Arc, Dia, and the Web

Dia is starting to get into more people’s hands and, honestly I’m really not that impressed right now

The Arc logo centered on a black background
Source: The Browser Company of New York

Arc’s Original Ethos

Back when Arc was created, the idea was that it was a place to work with web apps, and a lot of the functionality was built around that. These days a lot of the apps that we use are really just built as web apps, especially on the desktop. Let’s be honest: it just is the place that makes the most sense to deploy most apps. You don’t have to deal with App Stores, or different platform restrictions, or much of anything. So long as you have a server, an IP address, and—ideally—a domain name, you can get your app on the web.

The most popular apps out there such as Google Workspace, Slack, Notion, Discord, and so on are all built on the web. Even if you’ve got a desktop version of the app, it’s actually really just a web browser pretending to be an app. It’s really where things these days are happening.

The ethos with Arc was that, because all of the apps that we use in our lives are built on the web, let’s build a place that really makes working on the web really enjoyable—and it did just that. I’m writing this post in Notion on the web in Arc as we speak, I’ve really enjoyed this browser and I’ve talked a lot about that over the years and even now, as I’ve accepted the death of Arc, I am still sitting here using it.

Arc Max and the AI Bubble

Right when ChatGPT started to blow up, The Browser Company decided that it wanted to pivot into catering to the AI revolution and it started to add new features in, what was going to become a subscription service: Arc Max. This was a pretty cool set of features, including the ability to ask about the page you’re looking at, cleaning up tab names when you pin them, and ChatGPT integration in the command bar. I honestly thought it was a great set of features that I honestly would have paid the subscription to keep having access to.

Arc’s Problem

Okay we as a society have talked a lot about what happened with Arc, as has The Browser Company. They have a vision for what they want to become, but the community feels abandoned. It’s a weird place to be in because I think that Arc is a great browser, but I also know that The Browser Company is good at building apps. We’ll see how it goes as Dia starts rolling out to more people.

Dia: The Browser Company’s New Focus

So when The Browser Company realized that Arc wasn’t going to rival the likes of Google Chrome, they decided to call it quits and shift their focus to something entirely different. Dia is a much more familiar kind of interface, but it’s also got a built in chatbot built on GPT-4…kinda like how Google Chrome has Gemini built in…and kinda like how you can ask Arc about things on the page. It’s in an infant state, sure, but a lot of what made Arc great is just…gone. It feels much more like a traditional web browser, which will be good for people who aren’t going to be interested in making a bit switch to something like Arc. Dia isn’t built to make web apps more enjoyable like Arc is, really it’s…just another Chrome fork. Matt Birchler talked a lot about this in his overview of Dia on his YouTube channel A Better Computer.

Dia vs Arc

Really it doesn’t feel like Dia is special. It’s got some neat features in the ability to bring in context from the whole browser, but it’s nothing like Arc was. Arc was a home on the internet. A place where you could just kinda feel at ease. It was fun to use, the sidebar worked really well for a browser (so much so that multiple browsers have added the functionality to do so as well), and overall I still think it’s a better experience than Chrome ever was or will be.

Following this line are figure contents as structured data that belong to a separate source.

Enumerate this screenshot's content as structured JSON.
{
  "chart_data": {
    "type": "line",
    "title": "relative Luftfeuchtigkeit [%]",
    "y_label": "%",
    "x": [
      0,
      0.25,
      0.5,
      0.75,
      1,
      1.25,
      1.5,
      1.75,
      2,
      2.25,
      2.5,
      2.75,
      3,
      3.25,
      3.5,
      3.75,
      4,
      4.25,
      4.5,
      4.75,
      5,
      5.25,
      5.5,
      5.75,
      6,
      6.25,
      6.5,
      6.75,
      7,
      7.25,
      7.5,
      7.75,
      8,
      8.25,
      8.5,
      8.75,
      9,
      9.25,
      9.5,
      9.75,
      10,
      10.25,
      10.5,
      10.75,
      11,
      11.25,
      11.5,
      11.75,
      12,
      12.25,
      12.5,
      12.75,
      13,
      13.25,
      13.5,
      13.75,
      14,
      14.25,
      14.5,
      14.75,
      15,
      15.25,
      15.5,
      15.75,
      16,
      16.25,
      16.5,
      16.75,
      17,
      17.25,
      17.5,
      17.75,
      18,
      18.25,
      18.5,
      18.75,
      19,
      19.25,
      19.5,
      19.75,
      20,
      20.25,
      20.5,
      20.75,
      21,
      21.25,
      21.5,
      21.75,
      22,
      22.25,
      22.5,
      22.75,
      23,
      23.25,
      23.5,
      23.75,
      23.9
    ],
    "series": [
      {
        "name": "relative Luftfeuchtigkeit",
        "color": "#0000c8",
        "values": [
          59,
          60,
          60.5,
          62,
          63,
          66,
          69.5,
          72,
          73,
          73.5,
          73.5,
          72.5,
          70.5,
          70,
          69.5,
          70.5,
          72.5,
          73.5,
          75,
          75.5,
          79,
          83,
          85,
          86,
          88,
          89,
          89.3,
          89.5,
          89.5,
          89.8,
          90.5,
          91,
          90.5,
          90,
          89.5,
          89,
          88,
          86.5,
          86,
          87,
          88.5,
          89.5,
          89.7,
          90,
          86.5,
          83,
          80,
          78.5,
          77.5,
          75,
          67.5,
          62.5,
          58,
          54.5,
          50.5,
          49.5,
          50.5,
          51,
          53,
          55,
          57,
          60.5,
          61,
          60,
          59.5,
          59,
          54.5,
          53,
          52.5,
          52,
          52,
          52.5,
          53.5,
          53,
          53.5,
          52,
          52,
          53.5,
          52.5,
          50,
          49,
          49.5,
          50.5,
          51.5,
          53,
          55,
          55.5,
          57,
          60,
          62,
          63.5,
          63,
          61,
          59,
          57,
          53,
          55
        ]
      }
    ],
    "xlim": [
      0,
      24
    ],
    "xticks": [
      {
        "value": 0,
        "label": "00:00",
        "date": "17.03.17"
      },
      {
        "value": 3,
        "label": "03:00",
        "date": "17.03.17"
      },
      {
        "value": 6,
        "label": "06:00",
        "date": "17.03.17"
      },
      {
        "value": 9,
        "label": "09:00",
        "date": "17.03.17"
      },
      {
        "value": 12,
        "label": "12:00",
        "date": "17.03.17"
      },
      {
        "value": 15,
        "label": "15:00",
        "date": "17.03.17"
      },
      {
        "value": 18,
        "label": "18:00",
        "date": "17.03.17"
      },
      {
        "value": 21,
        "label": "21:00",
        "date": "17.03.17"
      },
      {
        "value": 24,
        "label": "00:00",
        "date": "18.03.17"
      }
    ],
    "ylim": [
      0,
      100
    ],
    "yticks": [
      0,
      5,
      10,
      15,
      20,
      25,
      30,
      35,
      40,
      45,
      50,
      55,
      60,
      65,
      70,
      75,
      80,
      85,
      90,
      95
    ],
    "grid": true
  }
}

My biggest fear is that Dia isn’t special. It’s got a good idea, but it’s also an idea that multi-trillion dollar companies have already thought of. It feels like they’re no longer focused on building something cool, they’re focused on getting acquired by a company like Anthropic or OpenAI and that just feels bad.

What About the Web

This is the big thing that bugs me about losing a browser like Arc: Dia does none of the stuff that I actually liked using Arc for. It’s just a browser. It doesn’t feel like it’s an operating system for the web in the same way that Arc is and that’s something that’s really going to be hard to get me on board with personally. Ultimately I think that The Browser Company was right the first time. Arc is great. I think there are things they could have done (they cited issues with the tech stack that they couldn’t work around) to make it better, but ultimately they were on the right track here.

Dia doesn’t do anything different with how it handles web apps: I don’t like using Google Chrome for that kind of thing. I don’t like keeping open tabs on a Chrome-like browser like I do with Arc. On a fundamental level, Arc was used incredibly differently than a traditional browser and Dia doesn’t bring any of that with it.

Dia is still going to fall into the same problem that Arc did: how are they going to make money? Arc is something I would have paid for, and Arc Max was definitely something I would have paid for.

What I Would Have Done

Had The Browser Company put this feature that is the mainstay of Dia into Arc they would have been in a much better spot in my opinion. And here’s the thing: it’s kinda already here. Like I said, you’ve been able to ask about what’s on the page in Arc for a long time, and they were well ahead of companies like Google there. Dia takes it one step further and allows you to bring in context from all of your tabs, but it’s still the same thing.